Are these strengthenings of Serre-Swan and Gelfand-Naimark true?

Question

Let $X$ be a compact Hausdorff space.

• The Serre-Swan theorem allows us to identify complex vector bundles with projective finitely generated modules over the ring $C(X;\mathbb{C})$ of complex-valued functions on $X$.
• The Gelfand-Naimark theorem tells us that $X$ is determined up to homeomorphism by the C*-algebra $C(X;\mathbb{C})$.
• The Gelfand-Kolmogorov theorem says that $X$ is determined up to homeomorphism by the $\mathbb{R}$-algebra $C(X;\mathbb{R})$.

There are several things that I'm bothered with.

• Considering just how many functions a given space admits, and considering that any function is determined by its local behaviour at every point, I find it difficult to believe that compactness is really necessary.
• The asymmetry between $\mathbb{R}$ and $\mathbb{C}$ is surprising. Why is there no Serre-Swan theorem for real vector bundles? And why does $C(X;\mathbb{C})$ need more algebraic structure to recover $X$ than $C(X;\mathbb{R})$ does? A search for a real Serre-Swan theorem or a complex Gelfand-Kolmogorov theorem gave me nothing.

The above considerations bring me to the following conjectures. Let $X$ be a locally compact Hausdorff space.

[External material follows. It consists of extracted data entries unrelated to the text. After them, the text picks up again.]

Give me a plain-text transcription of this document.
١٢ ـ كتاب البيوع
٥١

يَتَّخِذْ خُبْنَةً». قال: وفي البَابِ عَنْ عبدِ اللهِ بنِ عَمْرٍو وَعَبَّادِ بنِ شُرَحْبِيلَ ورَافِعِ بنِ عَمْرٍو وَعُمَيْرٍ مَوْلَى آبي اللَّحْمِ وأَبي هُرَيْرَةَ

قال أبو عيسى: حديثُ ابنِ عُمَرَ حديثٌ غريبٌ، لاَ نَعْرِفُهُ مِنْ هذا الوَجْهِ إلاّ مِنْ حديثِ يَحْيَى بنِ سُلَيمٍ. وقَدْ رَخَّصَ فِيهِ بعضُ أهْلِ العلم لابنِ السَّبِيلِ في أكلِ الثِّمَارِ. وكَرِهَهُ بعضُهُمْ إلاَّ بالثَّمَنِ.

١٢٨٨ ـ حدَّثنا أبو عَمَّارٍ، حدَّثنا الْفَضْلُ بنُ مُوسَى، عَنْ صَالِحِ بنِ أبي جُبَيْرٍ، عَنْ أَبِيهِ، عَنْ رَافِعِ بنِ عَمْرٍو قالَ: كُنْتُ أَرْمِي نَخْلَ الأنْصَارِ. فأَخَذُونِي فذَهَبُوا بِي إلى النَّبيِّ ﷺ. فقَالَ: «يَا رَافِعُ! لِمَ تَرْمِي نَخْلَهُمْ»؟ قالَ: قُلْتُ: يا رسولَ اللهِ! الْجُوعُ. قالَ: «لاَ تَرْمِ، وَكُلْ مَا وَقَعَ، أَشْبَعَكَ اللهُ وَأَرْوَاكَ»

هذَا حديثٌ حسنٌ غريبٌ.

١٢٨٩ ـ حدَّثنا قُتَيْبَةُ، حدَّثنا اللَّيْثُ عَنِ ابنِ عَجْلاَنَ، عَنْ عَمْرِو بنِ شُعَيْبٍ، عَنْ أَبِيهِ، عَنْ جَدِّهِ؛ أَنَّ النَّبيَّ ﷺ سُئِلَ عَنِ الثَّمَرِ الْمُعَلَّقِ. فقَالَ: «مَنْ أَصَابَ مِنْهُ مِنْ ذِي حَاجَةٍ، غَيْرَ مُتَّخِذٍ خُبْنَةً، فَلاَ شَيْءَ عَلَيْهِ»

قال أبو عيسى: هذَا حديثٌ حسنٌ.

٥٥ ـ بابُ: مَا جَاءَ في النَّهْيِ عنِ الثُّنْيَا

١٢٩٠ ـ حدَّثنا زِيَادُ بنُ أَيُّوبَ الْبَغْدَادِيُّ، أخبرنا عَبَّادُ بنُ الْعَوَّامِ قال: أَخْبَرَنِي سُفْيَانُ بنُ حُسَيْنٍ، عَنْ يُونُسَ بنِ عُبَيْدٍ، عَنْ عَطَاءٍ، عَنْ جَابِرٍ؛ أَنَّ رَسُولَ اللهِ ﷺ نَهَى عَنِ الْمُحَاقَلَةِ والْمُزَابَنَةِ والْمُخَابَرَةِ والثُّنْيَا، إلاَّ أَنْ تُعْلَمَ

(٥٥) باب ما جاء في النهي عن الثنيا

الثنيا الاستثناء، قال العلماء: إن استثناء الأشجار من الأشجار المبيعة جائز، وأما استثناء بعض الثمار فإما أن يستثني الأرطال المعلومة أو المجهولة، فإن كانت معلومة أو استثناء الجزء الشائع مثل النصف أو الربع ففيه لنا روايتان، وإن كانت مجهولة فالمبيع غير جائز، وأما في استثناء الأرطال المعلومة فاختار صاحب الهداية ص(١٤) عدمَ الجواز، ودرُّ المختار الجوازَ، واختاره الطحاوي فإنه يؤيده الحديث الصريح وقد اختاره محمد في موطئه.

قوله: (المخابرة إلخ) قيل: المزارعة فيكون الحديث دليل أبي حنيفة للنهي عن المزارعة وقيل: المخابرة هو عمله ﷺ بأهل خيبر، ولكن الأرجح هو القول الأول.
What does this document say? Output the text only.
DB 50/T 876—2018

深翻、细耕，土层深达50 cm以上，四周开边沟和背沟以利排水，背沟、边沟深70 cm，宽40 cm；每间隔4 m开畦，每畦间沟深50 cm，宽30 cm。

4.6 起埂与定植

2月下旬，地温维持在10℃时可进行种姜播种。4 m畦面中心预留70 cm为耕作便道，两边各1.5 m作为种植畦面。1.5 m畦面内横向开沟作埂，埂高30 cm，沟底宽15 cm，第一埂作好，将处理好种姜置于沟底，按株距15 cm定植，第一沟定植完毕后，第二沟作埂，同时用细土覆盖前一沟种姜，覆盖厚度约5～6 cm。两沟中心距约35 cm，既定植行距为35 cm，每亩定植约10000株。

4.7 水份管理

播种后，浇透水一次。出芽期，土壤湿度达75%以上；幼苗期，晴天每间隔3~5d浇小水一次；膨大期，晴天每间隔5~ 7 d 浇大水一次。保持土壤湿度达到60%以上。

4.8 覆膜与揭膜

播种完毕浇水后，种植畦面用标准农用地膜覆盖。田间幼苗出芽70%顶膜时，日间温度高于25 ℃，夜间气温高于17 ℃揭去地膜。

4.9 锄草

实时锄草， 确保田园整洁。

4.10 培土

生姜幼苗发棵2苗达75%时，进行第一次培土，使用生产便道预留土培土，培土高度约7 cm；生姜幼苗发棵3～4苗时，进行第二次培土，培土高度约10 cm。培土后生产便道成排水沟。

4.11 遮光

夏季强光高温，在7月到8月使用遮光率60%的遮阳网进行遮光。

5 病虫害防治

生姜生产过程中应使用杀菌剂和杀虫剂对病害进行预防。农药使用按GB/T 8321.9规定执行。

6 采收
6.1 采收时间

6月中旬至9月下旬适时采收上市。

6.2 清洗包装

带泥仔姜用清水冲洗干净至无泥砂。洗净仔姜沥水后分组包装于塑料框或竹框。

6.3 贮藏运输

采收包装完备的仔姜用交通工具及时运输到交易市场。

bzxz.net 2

• Conjecture 1. Complex vector bundles correspond to projective modules over the ring $C(X;\mathbb{C})$, and real vector bundles correspond to projective modules over the ring $C(X;\mathbb{R})$.
• Conjecture 2. The space $X$ is determined up to homeomorphism by the $\mathbb{C}$-algebra $C(X;\mathbb{C})$, as well as by the $\mathbb{R}$-algebra $C(X;\mathbb{R})$. Perhaps even the ring structure suffices.

My question is of course whether the conjectures are true or not.

Answer 1

Take $X=\omega_1$, in the order topology. Any real or complex valued function on it is bounded so $C(X)$ and $C(\beta X)$ (here $\beta X \simeq \omega_1 +1$, of course) are isomorphic as rings (and as (real) algebras as well, an isomorphism of rings $C(X)$ is always an $\Bbb R$-algebra isomorphism too; I haven't studied the complex case well enough, but the real case is classical.) So in general locally compact Hausdorff spaces you cannot distinguish a space from its (C-S) compactification on ring or algebra structure alone...

Answer 2

> Conjecture 1 is true.

The main technical content of the proof is that over a compact Hausdorff space, every real or complex vector bundle is a direct summand of a trivial real or complex vector bundle; see this math.SE question (which doesn't have a proof but does have a comment with a link to a proof).

When $X$ is compact Hausdorff, the C*-algebra structure of $C(X, \mathbb{C})$ can be recovered from its $\mathbb{C}$-algebra structure, so the $\mathbb{C}$-algebra structure determines $X$.

To see this, first observe that the range of a function $f : X \to \mathbb{C}$ can be recovered by considering its spectrum $\sigma(f)$ (the set of $\lambda \in \mathbb{C}$ such that $f - \lambda$ fails to be invertible), which only depends on the $\mathbb{C}$-algebra structure. From the spectrum we can recover the norm as the spectral radius

$$\| f \| = \sup_{\lambda \in \sigma(f)} \| \lambda \|$$

so the norm can be recovered from the $\mathbb{C}$-algebra structure. Next, we can also get the *-structure by considering the subspaces of $C(X, \mathbb{C})$ consisting of elements with purely real resp. purely imaginary spectrum; $C(X, \mathbb{C})$ is always the direct sum of these, and the *-structure acts by the identity on the first bit and by $-1$ on the second bit.